Are we in Year 14 of Temporary Protected Status for Haitian migrants?

“Nothing is so permanent as a temporary government program,” said Milton Friedman. Let’s check in with the Temporary Protected Status for Haitian migrants to the U.S. A 2011 DHS press release:

Secretary of Homeland Security Janet Napolitano today announced the extension of Temporary Protected Status (TPS) for Haiti beneficiaries. This extension will be effective July 23, 2011 and is for an additional 18 months. It will allow these TPS beneficiaries to remain in the United States through Jan. 22, 2013. The designation of TPS for eligible Haitian nationals who had continuously resided in the United States since Jan. 12, 2010 was originally announced by Secretary Napolitano on Jan. 15, 2010 and became effective on Jan. 21, 2010. Currently, approximately 48,000 Haitian nationals with TPS reside in the United States.

(I was almost there in January 2010: Personal Haitian Relief Operation.


And one from December 2022:

Secretary of Homeland Security Alejandro N. Mayorkas today announced the extension of Temporary Protected Status (TPS) for Haiti for an additional 18 months, from February 4, 2023, through August 3, 2024, due to extraordinary and temporary conditions in Haiti.

Are we in Year 14 of “temporary”?


Some photos from a 2018 trip to Haiti (the authentic Haiti, not the touristy part):

4 thoughts on “Are we in Year 14 of Temporary Protected Status for Haitian migrants?

  1. The memory of Greenspun at full power in Greenspunchussets. The cockpit hasn’t changed at all in 13 years.

  2. > due to extraordinary and temporary conditions in Haiti.

    So, kind of another vague “emergency”. Can this administration state anything in a straightforward manner?

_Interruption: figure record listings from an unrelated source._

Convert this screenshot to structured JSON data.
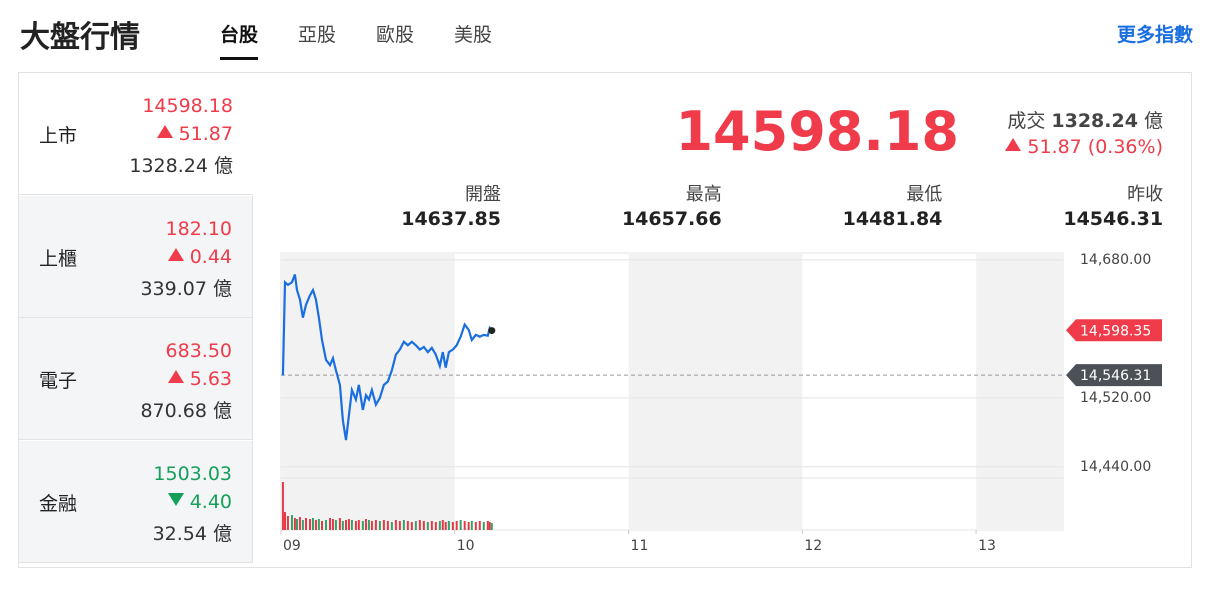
{
  "header": {
    "title": "大盤行情",
    "tabs": [
      "台股",
      "亞股",
      "歐股",
      "美股"
    ],
    "more": "更多指數"
  },
  "markets": [
    {
      "name": "上市",
      "price": "14598.18",
      "change": "51.87",
      "volume": "1328.24 億",
      "direction": "up"
    },
    {
      "name": "上櫃",
      "price": "182.10",
      "change": "0.44",
      "volume": "339.07 億",
      "direction": "up"
    },
    {
      "name": "電子",
      "price": "683.50",
      "change": "5.63",
      "volume": "870.68 億",
      "direction": "up"
    },
    {
      "name": "金融",
      "price": "1503.03",
      "change": "4.40",
      "volume": "32.54 億",
      "direction": "down"
    }
  ],
  "summary": {
    "price": "14598.18",
    "volume_label": "成交",
    "volume": "1328.24",
    "volume_unit": "億",
    "change": "51.87 (0.36%)"
  },
  "stats": [
    {
      "label": "開盤",
      "value": "14637.85"
    },
    {
      "label": "最高",
      "value": "14657.66"
    },
    {
      "label": "最低",
      "value": "14481.84"
    },
    {
      "label": "昨收",
      "value": "14546.31"
    }
  ],
  "chart_data": {
    "type": "line",
    "x": [
      9.011,
      9.023,
      9.04,
      9.063,
      9.08,
      9.092,
      9.109,
      9.126,
      9.144,
      9.167,
      9.184,
      9.201,
      9.218,
      9.236,
      9.259,
      9.282,
      9.299,
      9.316,
      9.339,
      9.356,
      9.374,
      9.391,
      9.408,
      9.431,
      9.448,
      9.471,
      9.489,
      9.506,
      9.523,
      9.546,
      9.569,
      9.592,
      9.615,
      9.638,
      9.661,
      9.684,
      9.707,
      9.73,
      9.753,
      9.776,
      9.799,
      9.822,
      9.845,
      9.868,
      9.891,
      9.914,
      9.931,
      9.948,
      9.966,
      9.989,
      10.011,
      10.034,
      10.057,
      10.08,
      10.098,
      10.121,
      10.144,
      10.167,
      10.19,
      10.201,
      10.213
    ],
    "series": [
      {
        "color": "#1a6fe0",
        "values": [
          14546,
          14654,
          14651,
          14654,
          14663,
          14645,
          14634,
          14613,
          14628,
          14639,
          14645,
          14634,
          14613,
          14587,
          14564,
          14558,
          14566,
          14552,
          14535,
          14494,
          14471,
          14500,
          14529,
          14518,
          14535,
          14506,
          14523,
          14518,
          14529,
          14512,
          14520,
          14535,
          14539,
          14552,
          14570,
          14576,
          14585,
          14581,
          14585,
          14581,
          14576,
          14579,
          14573,
          14578,
          14570,
          14557,
          14573,
          14555,
          14573,
          14576,
          14581,
          14591,
          14605,
          14599,
          14587,
          14593,
          14591,
          14593,
          14592,
          14601,
          14598
        ]
      },
      {
        "axis": "y2",
        "type": "bar",
        "colors": [
          "#e63946",
          "#2fa36b"
        ],
        "values": [
          48,
          18,
          14,
          15,
          12,
          11,
          13,
          10,
          12,
          11,
          12,
          10,
          11,
          9,
          10,
          12,
          11,
          10,
          12,
          9,
          10,
          11,
          10,
          9,
          10,
          9,
          11,
          10,
          9,
          10,
          9,
          10,
          9,
          8,
          10,
          9,
          10,
          9,
          8,
          9,
          10,
          9,
          8,
          9,
          8,
          9,
          10,
          8,
          9,
          8,
          9,
          10,
          9,
          8,
          9,
          8,
          9,
          8,
          9,
          8,
          7
        ],
        "up": [
          true,
          true,
          true,
          false,
          true,
          false,
          true,
          false,
          true,
          true,
          false,
          true,
          false,
          true,
          false,
          true,
          true,
          false,
          true,
          false,
          true,
          true,
          false,
          true,
          true,
          false,
          true,
          false,
          true,
          true,
          false,
          true,
          true,
          false,
          true,
          true,
          false,
          true,
          true,
          false,
          true,
          true,
          false,
          true,
          true,
          false,
          true,
          true,
          false,
          true,
          true,
          false,
          true,
          true,
          false,
          true,
          true,
          false,
          true,
          true,
          false
        ]
      }
    ],
    "xlim": [
      9,
      13.5
    ],
    "xticks": [
      {
        "value": 9,
        "label": "09"
      },
      10,
      11,
      12,
      13
    ],
    "ylim": [
      14427,
      14688
    ],
    "yticks": [
      {
        "value": 14680,
        "label": "14,680.00"
      },
      {
        "value": 14520,
        "label": "14,520.00"
      },
      {
        "value": 14440,
        "label": "14,440.00"
      }
    ],
    "y2lim": [
      0,
      50
    ],
    "last": {
      "value": 14598.35,
      "label": "14,598.35",
      "color": "#ef3b4a"
    },
    "prev_close": {
      "value": 14546.31,
      "label": "14,546.31",
      "color": "#4b5157"
    },
    "grid": true
  }
}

    This is the most opaque presidency that I recall. No important topic is addressed in a transparent manner. The administration is stumbling from crisis to crisis, and the only thing that keeps it going is that the press always focuses on the latest crisis (currently the “object” over Alaska), and the public only has the mental capacity for a one crisis at a time.

  3. Haiti reminds me of a subcutaneous cyst that keeps refilling with pus and blood, or maybe an abscess of one kind of another. For a little while someone squeezes the cyst to express the exudate, but because they have no anesthesia like lidocaine, nothing but dirty needles, and old, rusty implements, they never perform the incisions to detach the cyst sac internally and remove it. Then you’re supposed to suture up the wound watch it for infection and let it heal, prescribing antibiotics if necessary. I’ll spare everyone the video, they’re easy to find on YouTube.

    That never happens in Haiti, the problem always returns, the pain comes back, and each time it gets worse until the limb or appendage has to be amputated or the patient dies. What will it take to clean up Haiti once and for all, and end the suffering of all the people who are forced to live in that hellhole?

    There! I managed to write a comment about Haiti that also paraphrases Medical School 2020. Somone else will have to excerpt some Real World Divorce.

  4. It is not just Haiti, very much every-other-so-called “temporary” programs the US ever created never ends. We keep pumping money into those programs that yield nothing in the hope of somehow, magically they will payoff — they never do.

    Give a man free fish and he will come back for more, give a man free Lobster and he will complain for not getting Caviar.